A lot is going on with AI and machine learning, and people are using AI to generate all these images. What I always say when I bump into the AI folks is, ‘help me figure out how to use an AI bot to test a game,’ because I would love to be able to start up 10,000 instances of a game in the cloud. So there are 10,000 copies of the game running, deploying an AI bot to spend all night testing the game, and then in the morning, we get a report. Because that would be transformational.,” said Booty, who is not trying to replace human testers but would use new technology.

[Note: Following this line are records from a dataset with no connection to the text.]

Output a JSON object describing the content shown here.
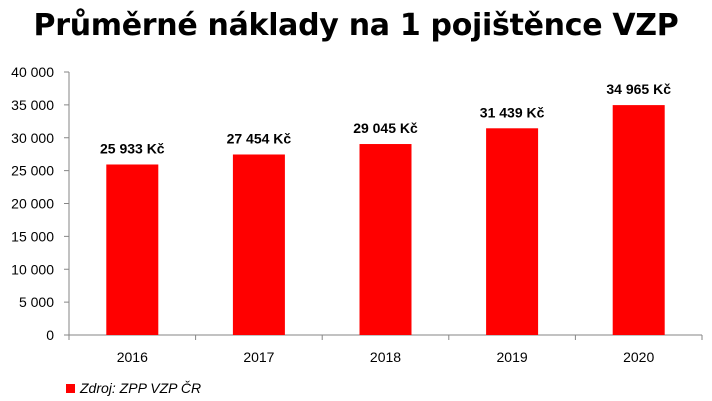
{
  "chart_data": {
    "type": "bar",
    "title": "Průměrné náklady na 1 pojištěnce VZP",
    "categories": [
      "2016",
      "2017",
      "2018",
      "2019",
      "2020"
    ],
    "values": [
      25933,
      27454,
      29045,
      31439,
      34965
    ],
    "data_labels": [
      "25 933 Kč",
      "27 454 Kč",
      "29 045 Kč",
      "31 439 Kč",
      "34 965 Kč"
    ],
    "yticks": [
      "0",
      "5 000",
      "10 000",
      "15 000",
      "20 000",
      "25 000",
      "30 000",
      "35 000",
      "40 000"
    ],
    "ylim": [
      0,
      40000
    ],
    "xlabel": "",
    "ylabel": "",
    "grid": false,
    "bar_color": "#FF0000",
    "legend": {
      "position": "bottom-left",
      "label": "Zdroj: ZPP VZP ČR"
    }
  }
}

He received a question about how there have been many cases of game delays, mainly because of the coronavirus pandemic. He also talked about it and pointed out that he believes that nowadays, a studio alone can no longer create a mind-blowing AAA game: “How we make games is evolving. The idea of a single team under one roof doesn’t happen that often anymore. I’ll use an example – our Perfect Dark team down in Santa Monica, The Initiative. So, we just did this big partnership with Crystal Dynamics, and I read online, ‘oh, this must mean there’s a problem or something’ – it’s quite the opposite. You’ve got this veteran team at Crystal Dynamics, a big AAA team with over 100 people that becomes available. Of course, we want to work with them, mainly if they’ve made a game like that. And that’s how we’ve done an awful lot of work. If you think about Age of Empires 4, which just launched last fall, that was made in partnership with Relic Studios up in Vancouver, great collaboration.

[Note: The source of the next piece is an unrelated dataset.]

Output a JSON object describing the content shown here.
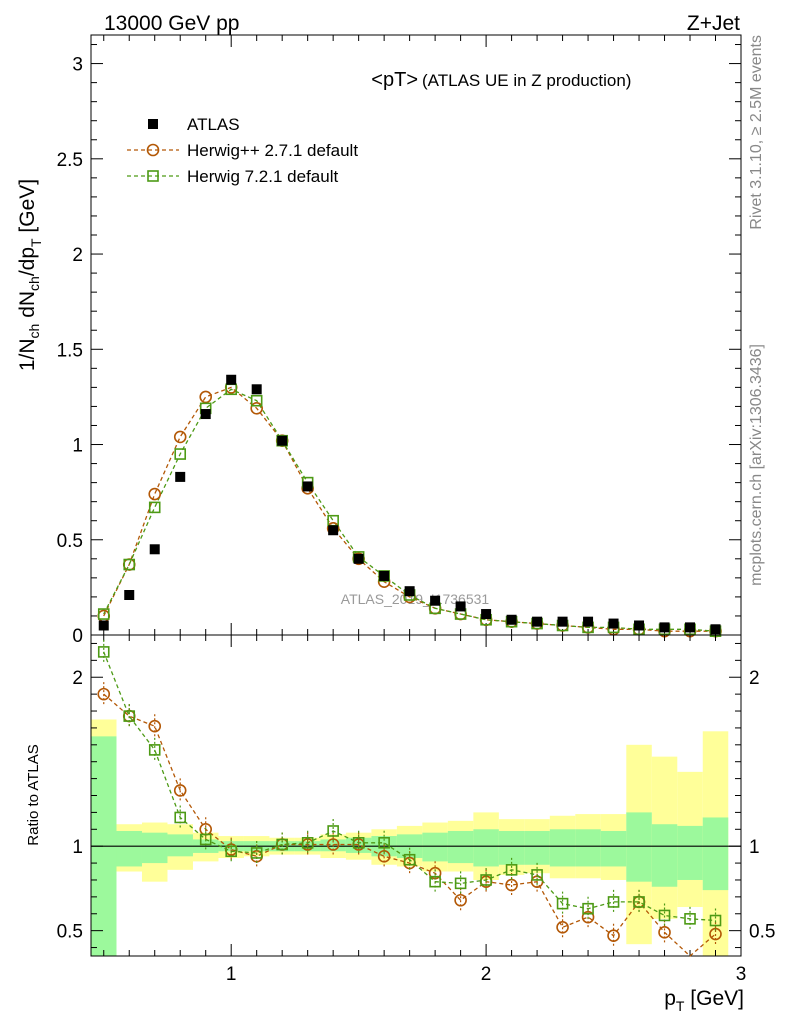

And even something like Flight Simulator, we worked with a studio in France called Asobo. And that kind of co-development, when you’re working out with people like Certain Affinity, Iron Galaxy, Blackbird [Interactive], all those studios are so vital to the products that we make. That, though, also adds some complexity; if one of those studios has problems, it impacts the schedule. So the days are gone when you can sort of go, ‘everybody, round up the team in the cafeteria; I want to tell everybody to work harder this Wednesday.’ That’s long gone. It’s gotten a lot more complicated than that,” Booty added.

Hmm, we don’t hear much of that kind of cooperation at Sony.